Folgenschwere Veränderungen haben die internationalen Beziehungen in ein neues Stadium katapultiert. Mit vielen Problemen kann die Welt bisher nicht erfolgreich umgehen: Klimaveränderungen, Proliferation von Nuklearwaffen, Terrorismus, Zerfall der internationalen Governance vor allem auf dem Gebiet der Sicherheit und des Rechts und die Abwertung der internationalen Institutionen.

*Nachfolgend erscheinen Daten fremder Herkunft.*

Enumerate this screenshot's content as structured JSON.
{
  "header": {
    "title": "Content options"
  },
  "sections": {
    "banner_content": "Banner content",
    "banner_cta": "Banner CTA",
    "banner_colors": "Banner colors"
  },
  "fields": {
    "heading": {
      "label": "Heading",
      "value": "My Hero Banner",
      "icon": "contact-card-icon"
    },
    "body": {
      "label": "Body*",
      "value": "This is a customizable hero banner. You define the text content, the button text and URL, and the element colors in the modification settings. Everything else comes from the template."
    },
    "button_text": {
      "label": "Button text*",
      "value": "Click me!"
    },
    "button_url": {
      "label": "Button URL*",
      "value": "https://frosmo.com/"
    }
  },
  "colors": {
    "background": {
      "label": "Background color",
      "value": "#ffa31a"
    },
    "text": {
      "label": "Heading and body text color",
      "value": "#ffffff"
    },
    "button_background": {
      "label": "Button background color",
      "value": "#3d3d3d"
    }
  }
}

Diese Veränderungen gehen einher mit dem Aufstieg neuer kapitalistischer Mächte neben den traditionellen westlichen Mächten, der Umverteilung des Welt-Bruttosozialprodukts von Europa nach Asien, dem Erstarken eines – verglichen mit dem traditionellen demokratischen Modell Europas und der USA – autoritären Entwicklungsmodells, wie es von den neuen erfolgreichen Nationen angewandt wird, der Schwächung der internationalen Position der westlichen Mächte, der Umverteilung der Energieressourcen von den Verbraucher- hin zu den Förderstaaten und – nach einem Jahrzehnt liberaler Entwicklung – ein erneutes Erstarken der Staatsmacht und des Dirigismus.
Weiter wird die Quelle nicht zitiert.